A Pattern Emerged: Odd Numbered Vintages v. Even Numbered
This decade’s vintage variation revolves around subtle differences in temperature and timing. Early season wind and cooler weather in 2011, 2013 and 2015 led to lower yields. Vines focused their energy on ripening only a few small clusters each. Wines from the odd-numbered vintages also carried the stamp of extreme diurnal shifts: short periods of warmth mid-day followed by precipitous drops of over 40 F at nightfall. Those cold nights preserved acid levels in the tiny grapes. Both weather factors combined for nervy, bright wines.
More moderate weather in the even numbered vintages, 2012, 2014, 2016 – let to plush, rounded, supple wines. Odd numbered vintages carry more red hues while the even numbered vintages ooze darker, denser notes.
Coming into this harvest, after an exceptionally mild growing season, I would have bet 2017 would break the pattern, and give us a lush, round, inky vintage rather than the tight and bright profile of the odd numbered years.
And then a heat spike arrived on Labor Day Weekend….
What a difference two weeks makes!
In 2016, an intense heat spike hit September 17th. The vines had ripened more quickly than in 2017 and we had picked almost all of our Syrah blocks prior to the change in weather pattern. This year, we had picked virtually no Syrah when temperatures soared above 100 F.
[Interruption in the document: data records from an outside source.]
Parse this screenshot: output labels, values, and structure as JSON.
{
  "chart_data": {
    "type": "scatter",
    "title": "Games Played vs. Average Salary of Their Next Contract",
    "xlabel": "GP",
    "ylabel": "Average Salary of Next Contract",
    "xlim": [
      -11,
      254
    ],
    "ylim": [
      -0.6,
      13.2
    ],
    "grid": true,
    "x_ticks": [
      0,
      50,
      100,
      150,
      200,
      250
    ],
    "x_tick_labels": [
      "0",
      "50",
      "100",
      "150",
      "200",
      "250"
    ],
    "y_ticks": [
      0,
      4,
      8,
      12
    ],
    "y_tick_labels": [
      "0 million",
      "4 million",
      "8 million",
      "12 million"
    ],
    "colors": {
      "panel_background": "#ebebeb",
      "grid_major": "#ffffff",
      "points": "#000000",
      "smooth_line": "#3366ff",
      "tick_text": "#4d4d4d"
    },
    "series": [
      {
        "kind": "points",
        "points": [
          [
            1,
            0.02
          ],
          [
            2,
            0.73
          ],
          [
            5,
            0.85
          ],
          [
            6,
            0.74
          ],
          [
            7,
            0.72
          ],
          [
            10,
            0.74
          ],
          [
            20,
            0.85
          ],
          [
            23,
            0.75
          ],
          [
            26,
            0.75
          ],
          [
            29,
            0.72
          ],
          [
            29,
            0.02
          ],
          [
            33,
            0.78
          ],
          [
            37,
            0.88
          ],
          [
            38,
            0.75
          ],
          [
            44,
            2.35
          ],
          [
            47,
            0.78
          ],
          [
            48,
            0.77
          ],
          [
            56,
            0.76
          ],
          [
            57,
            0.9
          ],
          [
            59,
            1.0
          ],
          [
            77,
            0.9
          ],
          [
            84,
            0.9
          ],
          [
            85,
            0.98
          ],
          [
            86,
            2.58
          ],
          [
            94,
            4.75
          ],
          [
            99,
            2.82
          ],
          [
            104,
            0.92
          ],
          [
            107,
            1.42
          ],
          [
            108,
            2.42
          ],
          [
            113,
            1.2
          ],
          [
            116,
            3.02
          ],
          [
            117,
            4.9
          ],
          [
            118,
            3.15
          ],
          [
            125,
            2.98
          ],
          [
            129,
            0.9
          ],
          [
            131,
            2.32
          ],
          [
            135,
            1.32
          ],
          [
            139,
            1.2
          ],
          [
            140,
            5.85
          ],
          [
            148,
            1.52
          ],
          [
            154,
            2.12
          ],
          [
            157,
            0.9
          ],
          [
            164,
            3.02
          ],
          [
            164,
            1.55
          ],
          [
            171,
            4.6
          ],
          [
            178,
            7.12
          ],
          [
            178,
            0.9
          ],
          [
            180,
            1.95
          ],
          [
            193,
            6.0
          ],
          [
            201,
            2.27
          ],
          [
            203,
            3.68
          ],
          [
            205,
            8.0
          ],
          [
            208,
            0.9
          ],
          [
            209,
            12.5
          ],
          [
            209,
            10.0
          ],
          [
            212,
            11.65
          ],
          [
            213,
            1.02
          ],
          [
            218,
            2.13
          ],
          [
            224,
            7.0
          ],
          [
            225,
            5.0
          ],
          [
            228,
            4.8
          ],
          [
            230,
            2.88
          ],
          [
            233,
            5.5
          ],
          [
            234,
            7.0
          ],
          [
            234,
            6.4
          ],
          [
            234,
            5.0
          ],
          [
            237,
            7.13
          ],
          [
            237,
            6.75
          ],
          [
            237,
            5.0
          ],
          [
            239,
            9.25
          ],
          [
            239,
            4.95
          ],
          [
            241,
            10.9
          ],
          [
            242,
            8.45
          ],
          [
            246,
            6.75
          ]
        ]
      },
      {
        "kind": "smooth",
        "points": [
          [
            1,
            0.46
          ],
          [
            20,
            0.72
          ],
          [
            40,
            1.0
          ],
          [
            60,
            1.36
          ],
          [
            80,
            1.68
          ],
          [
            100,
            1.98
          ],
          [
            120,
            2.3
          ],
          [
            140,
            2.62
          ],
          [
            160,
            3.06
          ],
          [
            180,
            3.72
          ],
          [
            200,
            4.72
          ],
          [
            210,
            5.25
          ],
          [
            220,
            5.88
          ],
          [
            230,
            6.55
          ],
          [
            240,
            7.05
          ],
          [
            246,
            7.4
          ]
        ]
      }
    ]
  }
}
Most years in Ballard Canyon, heat spikes influence the flavor profile of our wine over any other element Mother Nature throws at us. Knock on wood, we don’t suffer from summer-time rain, hail, or mold-inducing humidity. While we are accustomed to these short, intense Santa Ana flows of hot air blowing from the desert to our east, we never want to pick grapes during, or just after them.
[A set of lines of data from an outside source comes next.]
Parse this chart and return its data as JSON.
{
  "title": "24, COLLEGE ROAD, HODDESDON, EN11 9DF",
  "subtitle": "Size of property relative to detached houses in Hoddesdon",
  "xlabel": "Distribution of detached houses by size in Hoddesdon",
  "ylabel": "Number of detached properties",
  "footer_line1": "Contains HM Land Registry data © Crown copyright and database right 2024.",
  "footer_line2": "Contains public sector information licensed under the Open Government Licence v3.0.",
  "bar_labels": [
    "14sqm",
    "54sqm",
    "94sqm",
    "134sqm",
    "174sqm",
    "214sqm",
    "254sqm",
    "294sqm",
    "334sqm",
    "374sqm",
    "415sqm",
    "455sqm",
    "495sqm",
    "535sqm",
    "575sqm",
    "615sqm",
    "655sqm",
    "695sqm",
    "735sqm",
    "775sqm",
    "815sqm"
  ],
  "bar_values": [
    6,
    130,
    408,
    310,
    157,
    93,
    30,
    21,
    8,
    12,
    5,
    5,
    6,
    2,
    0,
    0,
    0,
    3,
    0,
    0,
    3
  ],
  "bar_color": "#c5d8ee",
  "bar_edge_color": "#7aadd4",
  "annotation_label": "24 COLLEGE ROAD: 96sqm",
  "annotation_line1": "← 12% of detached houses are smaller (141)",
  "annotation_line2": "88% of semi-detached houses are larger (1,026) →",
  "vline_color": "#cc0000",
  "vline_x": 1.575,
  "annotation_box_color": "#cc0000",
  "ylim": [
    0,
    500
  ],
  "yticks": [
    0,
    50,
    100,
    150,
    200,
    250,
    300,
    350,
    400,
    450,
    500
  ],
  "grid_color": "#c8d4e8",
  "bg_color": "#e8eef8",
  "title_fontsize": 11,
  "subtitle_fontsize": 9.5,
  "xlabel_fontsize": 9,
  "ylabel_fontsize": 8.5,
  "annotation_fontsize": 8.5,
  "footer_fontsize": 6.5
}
It turned out to be a blessing that the heat came early in 2017, as almost all of our red grapes had previously been hanging in the 18-21 brix range (generally we pick Syrah at 24+ brix). The heat brought a surge in sugar but then the vines had the chance to recover and relapse into steady, even ripening. The vines still had plenty of energy and rather than crashing and going dormant during the hot weather, they continued to photosynthesize afterwards.
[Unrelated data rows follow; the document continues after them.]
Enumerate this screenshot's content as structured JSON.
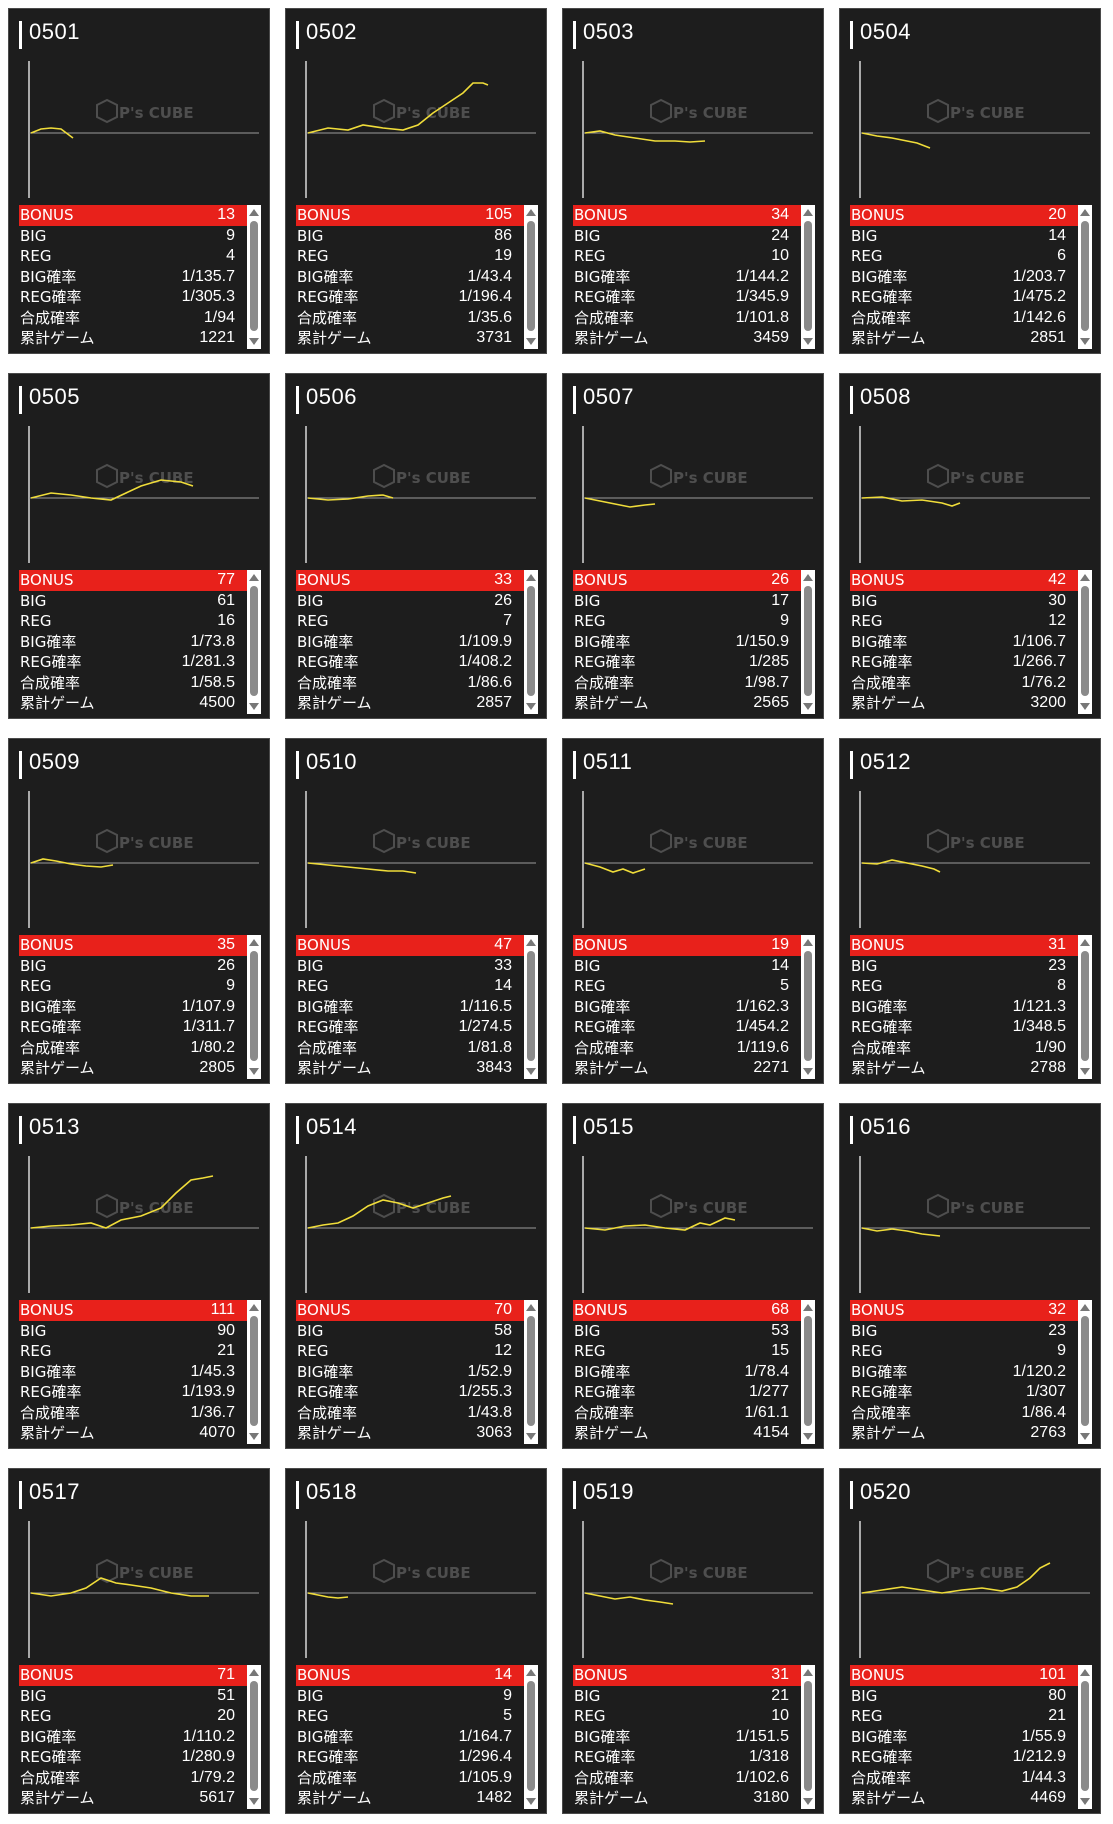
{
  "labels": {
    "bonus": "BONUS",
    "big": "BIG",
    "reg": "REG",
    "big_rate": "BIG確率",
    "reg_rate": "REG確率",
    "combined_rate": "合成確率",
    "total_games": "累計ゲーム"
  },
  "watermark": "P's CUBE",
  "colors": {
    "bonus_bar": "#e8211b",
    "line": "#f0dd3a",
    "card_bg": "#1d1d1d"
  },
  "machines": [
    {
      "id": "0501",
      "bonus": "13",
      "big": "9",
      "reg": "4",
      "big_rate": "1/135.7",
      "reg_rate": "1/305.3",
      "combined_rate": "1/94",
      "total_games": "1221",
      "trend": [
        [
          0,
          0
        ],
        [
          10,
          4
        ],
        [
          20,
          5
        ],
        [
          30,
          4
        ],
        [
          38,
          -2
        ],
        [
          42,
          -5
        ]
      ]
    },
    {
      "id": "0502",
      "bonus": "105",
      "big": "86",
      "reg": "19",
      "big_rate": "1/43.4",
      "reg_rate": "1/196.4",
      "combined_rate": "1/35.6",
      "total_games": "3731",
      "trend": [
        [
          0,
          0
        ],
        [
          20,
          5
        ],
        [
          40,
          3
        ],
        [
          55,
          8
        ],
        [
          75,
          5
        ],
        [
          95,
          3
        ],
        [
          110,
          8
        ],
        [
          125,
          20
        ],
        [
          140,
          30
        ],
        [
          155,
          40
        ],
        [
          165,
          50
        ],
        [
          175,
          50
        ],
        [
          180,
          48
        ]
      ]
    },
    {
      "id": "0503",
      "bonus": "34",
      "big": "24",
      "reg": "10",
      "big_rate": "1/144.2",
      "reg_rate": "1/345.9",
      "combined_rate": "1/101.8",
      "total_games": "3459",
      "trend": [
        [
          0,
          0
        ],
        [
          15,
          2
        ],
        [
          30,
          -2
        ],
        [
          50,
          -5
        ],
        [
          70,
          -8
        ],
        [
          90,
          -8
        ],
        [
          105,
          -9
        ],
        [
          120,
          -8
        ]
      ]
    },
    {
      "id": "0504",
      "bonus": "20",
      "big": "14",
      "reg": "6",
      "big_rate": "1/203.7",
      "reg_rate": "1/475.2",
      "combined_rate": "1/142.6",
      "total_games": "2851",
      "trend": [
        [
          0,
          0
        ],
        [
          15,
          -3
        ],
        [
          30,
          -5
        ],
        [
          45,
          -8
        ],
        [
          55,
          -10
        ],
        [
          68,
          -15
        ]
      ]
    },
    {
      "id": "0505",
      "bonus": "77",
      "big": "61",
      "reg": "16",
      "big_rate": "1/73.8",
      "reg_rate": "1/281.3",
      "combined_rate": "1/58.5",
      "total_games": "4500",
      "trend": [
        [
          0,
          0
        ],
        [
          20,
          5
        ],
        [
          40,
          3
        ],
        [
          60,
          0
        ],
        [
          80,
          -2
        ],
        [
          95,
          5
        ],
        [
          110,
          12
        ],
        [
          130,
          18
        ],
        [
          150,
          16
        ],
        [
          162,
          12
        ]
      ]
    },
    {
      "id": "0506",
      "bonus": "33",
      "big": "26",
      "reg": "7",
      "big_rate": "1/109.9",
      "reg_rate": "1/408.2",
      "combined_rate": "1/86.6",
      "total_games": "2857",
      "trend": [
        [
          0,
          0
        ],
        [
          20,
          -2
        ],
        [
          40,
          -1
        ],
        [
          60,
          2
        ],
        [
          75,
          3
        ],
        [
          85,
          0
        ]
      ]
    },
    {
      "id": "0507",
      "bonus": "26",
      "big": "17",
      "reg": "9",
      "big_rate": "1/150.9",
      "reg_rate": "1/285",
      "combined_rate": "1/98.7",
      "total_games": "2565",
      "trend": [
        [
          0,
          0
        ],
        [
          15,
          -3
        ],
        [
          30,
          -6
        ],
        [
          45,
          -9
        ],
        [
          60,
          -7
        ],
        [
          70,
          -6
        ]
      ]
    },
    {
      "id": "0508",
      "bonus": "42",
      "big": "30",
      "reg": "12",
      "big_rate": "1/106.7",
      "reg_rate": "1/266.7",
      "combined_rate": "1/76.2",
      "total_games": "3200",
      "trend": [
        [
          0,
          0
        ],
        [
          20,
          1
        ],
        [
          40,
          -3
        ],
        [
          60,
          -2
        ],
        [
          80,
          -5
        ],
        [
          90,
          -8
        ],
        [
          98,
          -5
        ]
      ]
    },
    {
      "id": "0509",
      "bonus": "35",
      "big": "26",
      "reg": "9",
      "big_rate": "1/107.9",
      "reg_rate": "1/311.7",
      "combined_rate": "1/80.2",
      "total_games": "2805",
      "trend": [
        [
          0,
          0
        ],
        [
          12,
          4
        ],
        [
          25,
          2
        ],
        [
          40,
          -1
        ],
        [
          55,
          -3
        ],
        [
          70,
          -4
        ],
        [
          82,
          -2
        ]
      ]
    },
    {
      "id": "0510",
      "bonus": "47",
      "big": "33",
      "reg": "14",
      "big_rate": "1/116.5",
      "reg_rate": "1/274.5",
      "combined_rate": "1/81.8",
      "total_games": "3843",
      "trend": [
        [
          0,
          0
        ],
        [
          20,
          -2
        ],
        [
          40,
          -4
        ],
        [
          60,
          -6
        ],
        [
          80,
          -8
        ],
        [
          95,
          -8
        ],
        [
          108,
          -10
        ]
      ]
    },
    {
      "id": "0511",
      "bonus": "19",
      "big": "14",
      "reg": "5",
      "big_rate": "1/162.3",
      "reg_rate": "1/454.2",
      "combined_rate": "1/119.6",
      "total_games": "2271",
      "trend": [
        [
          0,
          0
        ],
        [
          15,
          -4
        ],
        [
          28,
          -9
        ],
        [
          38,
          -6
        ],
        [
          48,
          -10
        ],
        [
          60,
          -6
        ]
      ]
    },
    {
      "id": "0512",
      "bonus": "31",
      "big": "23",
      "reg": "8",
      "big_rate": "1/121.3",
      "reg_rate": "1/348.5",
      "combined_rate": "1/90",
      "total_games": "2788",
      "trend": [
        [
          0,
          0
        ],
        [
          15,
          -1
        ],
        [
          30,
          3
        ],
        [
          45,
          0
        ],
        [
          60,
          -3
        ],
        [
          72,
          -6
        ],
        [
          78,
          -9
        ]
      ]
    },
    {
      "id": "0513",
      "bonus": "111",
      "big": "90",
      "reg": "21",
      "big_rate": "1/45.3",
      "reg_rate": "1/193.9",
      "combined_rate": "1/36.7",
      "total_games": "4070",
      "trend": [
        [
          0,
          0
        ],
        [
          20,
          2
        ],
        [
          40,
          3
        ],
        [
          60,
          5
        ],
        [
          75,
          0
        ],
        [
          90,
          8
        ],
        [
          110,
          12
        ],
        [
          130,
          20
        ],
        [
          145,
          35
        ],
        [
          160,
          48
        ],
        [
          172,
          50
        ],
        [
          182,
          52
        ]
      ]
    },
    {
      "id": "0514",
      "bonus": "70",
      "big": "58",
      "reg": "12",
      "big_rate": "1/52.9",
      "reg_rate": "1/255.3",
      "combined_rate": "1/43.8",
      "total_games": "3063",
      "trend": [
        [
          0,
          0
        ],
        [
          15,
          3
        ],
        [
          30,
          5
        ],
        [
          45,
          12
        ],
        [
          60,
          22
        ],
        [
          75,
          28
        ],
        [
          90,
          25
        ],
        [
          105,
          20
        ],
        [
          120,
          25
        ],
        [
          135,
          30
        ],
        [
          143,
          32
        ]
      ]
    },
    {
      "id": "0515",
      "bonus": "68",
      "big": "53",
      "reg": "15",
      "big_rate": "1/78.4",
      "reg_rate": "1/277",
      "combined_rate": "1/61.1",
      "total_games": "4154",
      "trend": [
        [
          0,
          0
        ],
        [
          20,
          -2
        ],
        [
          40,
          2
        ],
        [
          60,
          3
        ],
        [
          80,
          0
        ],
        [
          100,
          -2
        ],
        [
          115,
          5
        ],
        [
          125,
          3
        ],
        [
          140,
          10
        ],
        [
          150,
          8
        ]
      ]
    },
    {
      "id": "0516",
      "bonus": "32",
      "big": "23",
      "reg": "9",
      "big_rate": "1/120.2",
      "reg_rate": "1/307",
      "combined_rate": "1/86.4",
      "total_games": "2763",
      "trend": [
        [
          0,
          0
        ],
        [
          15,
          -3
        ],
        [
          30,
          -1
        ],
        [
          45,
          -3
        ],
        [
          60,
          -6
        ],
        [
          78,
          -8
        ]
      ]
    },
    {
      "id": "0517",
      "bonus": "71",
      "big": "51",
      "reg": "20",
      "big_rate": "1/110.2",
      "reg_rate": "1/280.9",
      "combined_rate": "1/79.2",
      "total_games": "5617",
      "trend": [
        [
          0,
          0
        ],
        [
          20,
          -3
        ],
        [
          40,
          0
        ],
        [
          55,
          5
        ],
        [
          70,
          15
        ],
        [
          85,
          10
        ],
        [
          100,
          8
        ],
        [
          120,
          5
        ],
        [
          140,
          0
        ],
        [
          160,
          -3
        ],
        [
          178,
          -3
        ]
      ]
    },
    {
      "id": "0518",
      "bonus": "14",
      "big": "9",
      "reg": "5",
      "big_rate": "1/164.7",
      "reg_rate": "1/296.4",
      "combined_rate": "1/105.9",
      "total_games": "1482",
      "trend": [
        [
          0,
          0
        ],
        [
          10,
          -2
        ],
        [
          20,
          -4
        ],
        [
          30,
          -5
        ],
        [
          40,
          -4
        ]
      ]
    },
    {
      "id": "0519",
      "bonus": "31",
      "big": "21",
      "reg": "10",
      "big_rate": "1/151.5",
      "reg_rate": "1/318",
      "combined_rate": "1/102.6",
      "total_games": "3180",
      "trend": [
        [
          0,
          0
        ],
        [
          15,
          -3
        ],
        [
          30,
          -6
        ],
        [
          45,
          -4
        ],
        [
          60,
          -7
        ],
        [
          75,
          -9
        ],
        [
          88,
          -11
        ]
      ]
    },
    {
      "id": "0520",
      "bonus": "101",
      "big": "80",
      "reg": "21",
      "big_rate": "1/55.9",
      "reg_rate": "1/212.9",
      "combined_rate": "1/44.3",
      "total_games": "4469",
      "trend": [
        [
          0,
          0
        ],
        [
          20,
          3
        ],
        [
          40,
          6
        ],
        [
          60,
          3
        ],
        [
          80,
          0
        ],
        [
          100,
          3
        ],
        [
          120,
          5
        ],
        [
          140,
          2
        ],
        [
          155,
          6
        ],
        [
          168,
          15
        ],
        [
          178,
          25
        ],
        [
          188,
          30
        ]
      ]
    }
  ]
}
While in 2016 we were thankful to have beaten the heat, 2017 turned out to be the opposite, and the heat came early enough for the vines to recover. If sugars had already been approaching our picking window, the grapes would have immediately become over-ripe and most likely a bit dehydrated.
2017 Harvest Recap
Thus far it has been a fairly straight-forward harvest and we are especially pleased to taste slow, steady ripening in the remaining Syrah, Petite Sirah, Sangiovese, Grenache, and Roussanne. Below is the order of 2017 harvesting by varietal and date.
August 17th: Trousseau Pet’Nat
August 17 through September 4: Sauvignon Blanc
August 24: Trousseau
August 29-August 31: Viognier
August 30-September 7: Carbonic Sangiovese
August 30-Continuing Syrah
September 1-September 7: Chenin Blanc
September 5: Chardonnay
September 7-15 Grenache Rose
September 12-Continuing Sangiovese
September 14- October 3: Petite Sirah
September 27 – October 2: Mourvedre
October 4 – October 10: Grenache
October 4 – Nov 6: Roussanne
It’s tough to pinpoint the final character of the vintage at this early stage, but it is clear that the wines will be plusher and lusher than the odd-numbered vintages of late. If red harvest hadn’t been accelerated by the Labor Day heat there would be no question that the wines would show rounded opulence.
In 2017, there is simply too much meat for journalists to sink their teeth into: From 10 feet of rain in Napa Valley to the unprecedentedly horrific fires that ravaged Northern California at the tail end of harvest. And while our late-ripening Rhone-focused vineyard was spared from the heat wave, earlier ripening varietals, like Santa Barbara County Pinot Noir, might have been dramatically effected – dependent on winemaker’s picking decisions.